Consider the Alternative: Shepherd vs. __________

Introduction: How many people are familiar with Psalm 23? I am old enough that I grew up amidst a culture that was at least culturally Christian. Many in my extended family knew the Bible quite well. Both my maternal and paternal grandfathers were pastors and labored in Christian ministry as their vocations. So the Scriptures were not far from our reach, so to speak. And at funerals especially, it was not uncommon to hear Psalm 23 read or referenced. With good reason. It is arguably the most powerful poem in the Psalms about God’s providence. It is about how God is the shepherd of his people, about how he is with his people. He is near.

We so seldom want to admit that our spiritual lives ebb and flow, that sometimes we don’t feel the closeness and fellowship with God the good shepherd as we ought to. We might act super pious, as if we are above such matters. But that is clearly Pharisaical. It is revealing of spiritual pride. If we are honest, we do walk through valleys. We do battle doubts. We do feel plagued by questions at times. We do shake our heads at the world, and at ourselves, and cry out in anguish, “How long, O Lord?” That refrain runs throughout the Scriptures.

Connections: This coming Sunday, I will be with my fellow Christian pilgrims. And I will open the Scriptures before them and with them. And we will look at Psalm 23 and explore one crucial question: Consider the alternative to having no shepherd; how awful must be that alternative.

Psalm 23 reads this way:

A Psalm of David.


23 The Lord is my shepherd; I shall not want.
2 He makes me lie down in green pastures.
He leads me beside still waters.
3 He restores my soul.
He leads me in paths of righteousness
for his name’s sake.

4 Even though I walk through the valley of the shadow of death,
I will fear no evil,
for you are with me;
your rod and your staff,
they comfort me.

5 You prepare a table before me
in the presence of my enemies;
you anoint my head with oil;
my cup overflows.
6 Surely goodness and mercy shall follow me
all the days of my life,
and I shall dwell in the house of the Lord
forever
. (Psalm 23, ESV)

And if there’s one thing the Scriptures so clearly do, it is this: they cohere. They hold together. They tell a unified story. They have a controlling idea, in sum.

NT Connection: When Jesus discourses in the New Testament, John records how overt Jesus was in his clarifying of his identity. The setting was one in which Jesus was again calling out the spiritual hypocrisy and spiritual pride of the Pharisees–and to all those who put on a face of being above others, of being more spiritual, of being holier than thou, of being sanctimonious.

Jesus’ words are blunt:

11 I am the good shepherd. The good shepherd lays down his life for the sheep. 12 He who is a hired hand and not a shepherd, who does not own the sheep, sees the wolf coming and leaves the sheep and flees, and the wolf snatches them and scatters them. 13 He flees because he is a hired hand and cares nothing for the sheep. 14 I am the good shepherd. I know my own and my own know me, 15 just as the Father knows me and I know the Father; and I lay down my life for the sheep. 16 And I have other sheep that are not of this fold. I must bring them also, and they will listen to my voice. So there will be one flock, one shepherd. 17 For this reason the Father loves me, because I lay down my life that I may take it up again. 18 No one takes it from me, but I lay it down of my own accord. I have authority to lay it down, and I have authority to take it up again. This charge I have received from my Father. (John 10:11-18, ESV)
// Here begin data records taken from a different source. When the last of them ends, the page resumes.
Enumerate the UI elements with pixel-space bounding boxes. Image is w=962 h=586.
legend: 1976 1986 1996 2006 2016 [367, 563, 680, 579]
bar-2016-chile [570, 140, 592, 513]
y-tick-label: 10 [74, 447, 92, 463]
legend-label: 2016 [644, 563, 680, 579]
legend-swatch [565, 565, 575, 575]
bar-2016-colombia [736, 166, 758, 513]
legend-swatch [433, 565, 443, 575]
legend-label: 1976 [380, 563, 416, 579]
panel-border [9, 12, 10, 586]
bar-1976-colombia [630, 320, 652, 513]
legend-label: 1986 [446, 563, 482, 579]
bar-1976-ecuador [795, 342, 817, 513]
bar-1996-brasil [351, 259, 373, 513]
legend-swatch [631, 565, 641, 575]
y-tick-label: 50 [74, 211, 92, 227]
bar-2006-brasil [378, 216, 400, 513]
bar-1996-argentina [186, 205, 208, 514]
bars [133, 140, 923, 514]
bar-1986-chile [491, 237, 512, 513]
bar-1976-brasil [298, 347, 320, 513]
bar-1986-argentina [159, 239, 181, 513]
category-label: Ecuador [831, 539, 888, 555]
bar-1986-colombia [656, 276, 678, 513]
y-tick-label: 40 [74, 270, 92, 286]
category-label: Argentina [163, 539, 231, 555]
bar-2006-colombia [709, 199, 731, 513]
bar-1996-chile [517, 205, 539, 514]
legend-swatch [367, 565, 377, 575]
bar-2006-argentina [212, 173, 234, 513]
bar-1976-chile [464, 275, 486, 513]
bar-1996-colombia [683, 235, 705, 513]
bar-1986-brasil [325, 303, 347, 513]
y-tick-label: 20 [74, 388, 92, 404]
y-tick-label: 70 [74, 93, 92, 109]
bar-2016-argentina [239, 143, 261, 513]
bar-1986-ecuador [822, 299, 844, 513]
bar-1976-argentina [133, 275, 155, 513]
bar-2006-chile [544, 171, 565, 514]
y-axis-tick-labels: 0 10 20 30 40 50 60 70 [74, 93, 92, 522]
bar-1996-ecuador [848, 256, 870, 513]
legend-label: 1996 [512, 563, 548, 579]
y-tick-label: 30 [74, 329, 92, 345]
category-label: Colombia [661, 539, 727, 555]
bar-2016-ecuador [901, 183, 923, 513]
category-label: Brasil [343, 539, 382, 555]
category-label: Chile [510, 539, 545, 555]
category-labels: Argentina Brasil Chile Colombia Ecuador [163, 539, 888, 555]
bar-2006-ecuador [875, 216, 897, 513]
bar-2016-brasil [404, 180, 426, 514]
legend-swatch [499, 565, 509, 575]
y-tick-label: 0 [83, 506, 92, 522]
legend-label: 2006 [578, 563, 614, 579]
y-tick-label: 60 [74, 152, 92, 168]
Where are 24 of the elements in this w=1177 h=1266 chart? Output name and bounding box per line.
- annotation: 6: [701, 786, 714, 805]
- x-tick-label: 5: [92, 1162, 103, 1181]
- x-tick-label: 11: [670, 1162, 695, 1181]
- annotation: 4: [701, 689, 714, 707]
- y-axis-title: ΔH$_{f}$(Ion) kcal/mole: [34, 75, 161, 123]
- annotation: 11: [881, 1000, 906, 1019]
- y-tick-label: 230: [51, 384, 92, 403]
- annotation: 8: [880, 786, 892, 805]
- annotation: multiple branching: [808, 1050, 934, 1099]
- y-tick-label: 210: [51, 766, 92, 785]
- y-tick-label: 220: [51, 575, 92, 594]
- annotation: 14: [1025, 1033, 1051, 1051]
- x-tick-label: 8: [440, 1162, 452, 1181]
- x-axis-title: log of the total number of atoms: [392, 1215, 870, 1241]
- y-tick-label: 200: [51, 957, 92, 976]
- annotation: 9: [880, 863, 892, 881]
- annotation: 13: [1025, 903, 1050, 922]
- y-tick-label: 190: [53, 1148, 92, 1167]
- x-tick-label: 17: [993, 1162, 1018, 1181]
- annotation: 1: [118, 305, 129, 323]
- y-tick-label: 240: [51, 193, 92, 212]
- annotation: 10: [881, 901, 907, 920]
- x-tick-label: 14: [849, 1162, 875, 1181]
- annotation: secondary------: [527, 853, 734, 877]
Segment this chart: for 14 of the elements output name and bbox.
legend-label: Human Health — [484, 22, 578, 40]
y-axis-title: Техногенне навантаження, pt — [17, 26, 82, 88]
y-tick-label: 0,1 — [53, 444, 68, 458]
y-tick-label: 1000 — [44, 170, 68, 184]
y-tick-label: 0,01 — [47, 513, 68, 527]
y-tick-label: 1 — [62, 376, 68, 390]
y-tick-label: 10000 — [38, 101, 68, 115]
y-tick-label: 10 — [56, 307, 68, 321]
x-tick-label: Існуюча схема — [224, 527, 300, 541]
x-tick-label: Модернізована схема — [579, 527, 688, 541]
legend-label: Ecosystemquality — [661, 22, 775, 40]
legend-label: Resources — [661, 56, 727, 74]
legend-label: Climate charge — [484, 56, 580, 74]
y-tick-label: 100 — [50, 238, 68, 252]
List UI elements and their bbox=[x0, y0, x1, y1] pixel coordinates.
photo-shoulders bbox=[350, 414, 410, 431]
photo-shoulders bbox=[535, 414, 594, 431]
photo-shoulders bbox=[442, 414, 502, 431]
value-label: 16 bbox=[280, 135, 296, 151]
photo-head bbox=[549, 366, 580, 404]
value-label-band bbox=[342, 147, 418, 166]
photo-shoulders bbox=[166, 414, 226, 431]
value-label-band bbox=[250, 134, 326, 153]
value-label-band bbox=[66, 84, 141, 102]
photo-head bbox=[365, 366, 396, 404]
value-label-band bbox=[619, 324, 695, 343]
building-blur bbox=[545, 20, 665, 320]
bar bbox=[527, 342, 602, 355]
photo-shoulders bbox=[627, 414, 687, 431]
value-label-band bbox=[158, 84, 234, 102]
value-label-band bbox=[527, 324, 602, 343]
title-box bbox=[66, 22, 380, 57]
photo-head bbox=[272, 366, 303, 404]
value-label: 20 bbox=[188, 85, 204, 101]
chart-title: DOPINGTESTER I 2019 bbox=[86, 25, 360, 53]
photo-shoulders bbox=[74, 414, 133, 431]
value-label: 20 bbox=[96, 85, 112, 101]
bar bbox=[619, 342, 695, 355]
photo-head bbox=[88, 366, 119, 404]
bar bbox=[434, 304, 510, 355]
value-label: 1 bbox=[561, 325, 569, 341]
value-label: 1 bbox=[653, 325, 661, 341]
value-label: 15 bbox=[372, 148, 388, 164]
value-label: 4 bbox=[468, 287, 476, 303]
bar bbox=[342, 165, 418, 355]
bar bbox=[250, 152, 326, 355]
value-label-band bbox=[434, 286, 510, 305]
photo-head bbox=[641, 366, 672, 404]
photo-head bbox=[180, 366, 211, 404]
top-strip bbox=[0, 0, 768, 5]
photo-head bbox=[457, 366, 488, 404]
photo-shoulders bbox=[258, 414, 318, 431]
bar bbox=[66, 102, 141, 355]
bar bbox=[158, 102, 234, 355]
Teaching: It is so clear. Jesus taught that he was and is the good shepherd to his people. To all who are “in Christ,” to use biblical language. Jesus Christ–the one who was and is the good shepherd–the one who was slain for sinners, is also the risen lamb to whom the whole cosmos will pay tribute, either in adoration or condemnation.

He is the shepherding God, you see. And he is good. Completely good. Holy. And he walks with the hurting through the valleys of this life. He restores them. He prapares tables for them. He anoints. This is the nature of the good shepherd. And Jesus said that he was and is that good shepherd, the one David wrote about in Psalm 23.

Encouragement: Consider the alternative. What if there were no shepherd? What if your sufferings are only yours alone? What if they had no purpose? What if there was no one to care? What if you are just so much cosmic dust, dust in the wind, as Kansas sang about? There would be no reason for you to whine or complain. Why? Because you don’t matter in that worldview. Nothing matters in that worldview. You’re just a speck of dust in an unguided biological machine that cannot account for itself, for mind, or for why anything should matter.

But in the biblical worldview, it all makes sense. You do matter. Your suffering does matter. And there is a good shepherd who offers himself to you in the gospel that runs throughout the Bible. There is an alternative to materialism and despair, dear one, and it comes by fleeing to the good shepherd. He is the wise and saving alternative. He has sustained others, and he can and will sustain you, too.